English cricketer and tennis player

Major Jack Montagu Hillyard (2 January 1891 – 16 February 1983) played cricket for Harrow in Fowler's match in 1910, served in the British Army in the First World War, and became a moderately successful tennis player in the 1920s and 1930s.

==Early life==
Hillyard was born in Harpenden, Hertfordshire, the son of Commander George Whiteside Hillyard and Blanche Bingley. His father won an Olympic gold medal for tennis in 1908, and his mother won the women's championship at Wimbledon six times between 1886 and 1900. His younger sister Marjorie was born in 1896, in the Hillyard's house "The Elms" in Thorpe Satchville, Leicestershire.

He attended Harrow School, and played in the Eton v Harrow cricket match twice.
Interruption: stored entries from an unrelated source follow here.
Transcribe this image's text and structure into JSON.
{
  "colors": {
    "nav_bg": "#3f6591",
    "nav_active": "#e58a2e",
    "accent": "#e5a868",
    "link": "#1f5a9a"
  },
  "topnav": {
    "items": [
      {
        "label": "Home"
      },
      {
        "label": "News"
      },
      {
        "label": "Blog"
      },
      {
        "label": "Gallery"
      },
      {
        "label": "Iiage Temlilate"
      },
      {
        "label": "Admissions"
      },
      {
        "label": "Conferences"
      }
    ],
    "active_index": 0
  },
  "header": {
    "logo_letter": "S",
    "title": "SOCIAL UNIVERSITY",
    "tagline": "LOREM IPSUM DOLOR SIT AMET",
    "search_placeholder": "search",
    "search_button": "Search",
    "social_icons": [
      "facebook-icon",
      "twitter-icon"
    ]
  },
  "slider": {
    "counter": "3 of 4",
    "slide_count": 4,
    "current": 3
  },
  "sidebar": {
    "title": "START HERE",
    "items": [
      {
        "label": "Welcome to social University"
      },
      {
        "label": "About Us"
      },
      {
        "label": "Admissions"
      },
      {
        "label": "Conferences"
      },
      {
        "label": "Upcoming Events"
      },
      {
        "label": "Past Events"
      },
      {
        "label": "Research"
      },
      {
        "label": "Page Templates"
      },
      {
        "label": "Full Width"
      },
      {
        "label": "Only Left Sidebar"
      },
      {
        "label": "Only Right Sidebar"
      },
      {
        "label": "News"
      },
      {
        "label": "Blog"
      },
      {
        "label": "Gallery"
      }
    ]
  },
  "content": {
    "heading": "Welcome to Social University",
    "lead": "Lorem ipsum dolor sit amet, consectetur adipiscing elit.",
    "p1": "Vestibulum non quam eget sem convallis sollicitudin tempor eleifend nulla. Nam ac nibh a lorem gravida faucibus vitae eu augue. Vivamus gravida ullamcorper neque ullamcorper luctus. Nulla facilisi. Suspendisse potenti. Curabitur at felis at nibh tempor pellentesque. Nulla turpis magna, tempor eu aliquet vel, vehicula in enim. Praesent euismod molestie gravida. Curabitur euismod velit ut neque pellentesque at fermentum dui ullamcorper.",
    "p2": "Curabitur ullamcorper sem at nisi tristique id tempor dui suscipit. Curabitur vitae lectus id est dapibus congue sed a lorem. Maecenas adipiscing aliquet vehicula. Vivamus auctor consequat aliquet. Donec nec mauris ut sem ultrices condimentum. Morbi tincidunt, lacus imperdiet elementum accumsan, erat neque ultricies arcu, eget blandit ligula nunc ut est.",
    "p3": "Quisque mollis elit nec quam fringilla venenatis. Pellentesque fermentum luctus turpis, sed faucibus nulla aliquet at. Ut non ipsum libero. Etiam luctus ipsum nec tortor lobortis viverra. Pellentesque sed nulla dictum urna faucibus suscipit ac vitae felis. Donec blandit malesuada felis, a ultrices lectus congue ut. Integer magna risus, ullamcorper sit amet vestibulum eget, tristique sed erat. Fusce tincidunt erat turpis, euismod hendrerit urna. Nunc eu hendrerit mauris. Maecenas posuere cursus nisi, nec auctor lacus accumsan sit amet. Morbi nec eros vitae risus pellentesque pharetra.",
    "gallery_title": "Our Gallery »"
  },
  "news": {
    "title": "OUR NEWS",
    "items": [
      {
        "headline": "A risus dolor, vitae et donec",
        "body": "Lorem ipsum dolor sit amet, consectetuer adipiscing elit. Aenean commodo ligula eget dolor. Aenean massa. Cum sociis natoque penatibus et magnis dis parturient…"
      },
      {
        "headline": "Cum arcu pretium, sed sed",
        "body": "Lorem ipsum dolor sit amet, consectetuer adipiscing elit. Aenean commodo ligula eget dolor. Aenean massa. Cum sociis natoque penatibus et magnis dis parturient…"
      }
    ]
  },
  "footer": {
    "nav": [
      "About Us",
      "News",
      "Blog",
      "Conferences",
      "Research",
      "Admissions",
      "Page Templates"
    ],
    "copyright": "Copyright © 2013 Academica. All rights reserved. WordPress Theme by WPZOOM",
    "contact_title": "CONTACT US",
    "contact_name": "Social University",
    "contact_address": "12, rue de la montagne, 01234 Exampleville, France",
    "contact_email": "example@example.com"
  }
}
In 1909, he took 3 wickets; the following year, in the famous match that became known as "Fowler's match", he was Harrow's top scorer, reaching 62 runs in the first innings, and took 5 wickets, but against the odds Harrow lost to Eton.

Hillyard served in the Royal Field Artillery in the First World War, spending four years in France and reaching the rank of major. His father served in the Royal Navy.

==Tennis career==
He played in the men's singles at Wimbledon from 1920 to 1930, and 1932 and 1934, reaching the third round in 1920, 1922 and 1923. He lost the final of the All England Plate in 1924 to Jack Condon, but won the Surrey Grass Court Championships that year. He also won the Romsey Open in 1920, beating B.V Harcourt in the final.

Hillyard achieved greater success in the doubles, where he was Riviera double champion with Erik Worm, and won the Monte Carlo Second Meeting in April 1921. He reached the quarter-finals at Wimbledon in both men's doubles and the mixed doubles in 1921, playing with Algernon Kingscote and Phyllis Satterthwaite respectively. He repeated the feat in 1923, playing with Gerald Sherwell and Satterthwaite again.

==Later life==
Hillyard married writer Fabienne d'Avilla in 1945. She was the daughter of French author Léon Brethous-Lafargue and divorced wife of Pedro Frederico Vaz de Carvalhaes. She wrote under the names Francis D'Avilla and Evelyn Fabyan. She did not remarry after they were divorced, and died in 1980.

In 1952, he married Mary Penelope Colthurst, daughter of Sir Richard St John Jefferyes Colthurst, 8th Baronet. She had divorced first husband, Brigadier Godfrey John Hamilton, in 1942. She inherited Blarney Castle, and she died 1975.

Hillyard died at Blarney Castle, in County Cork, Ireland. He had no children.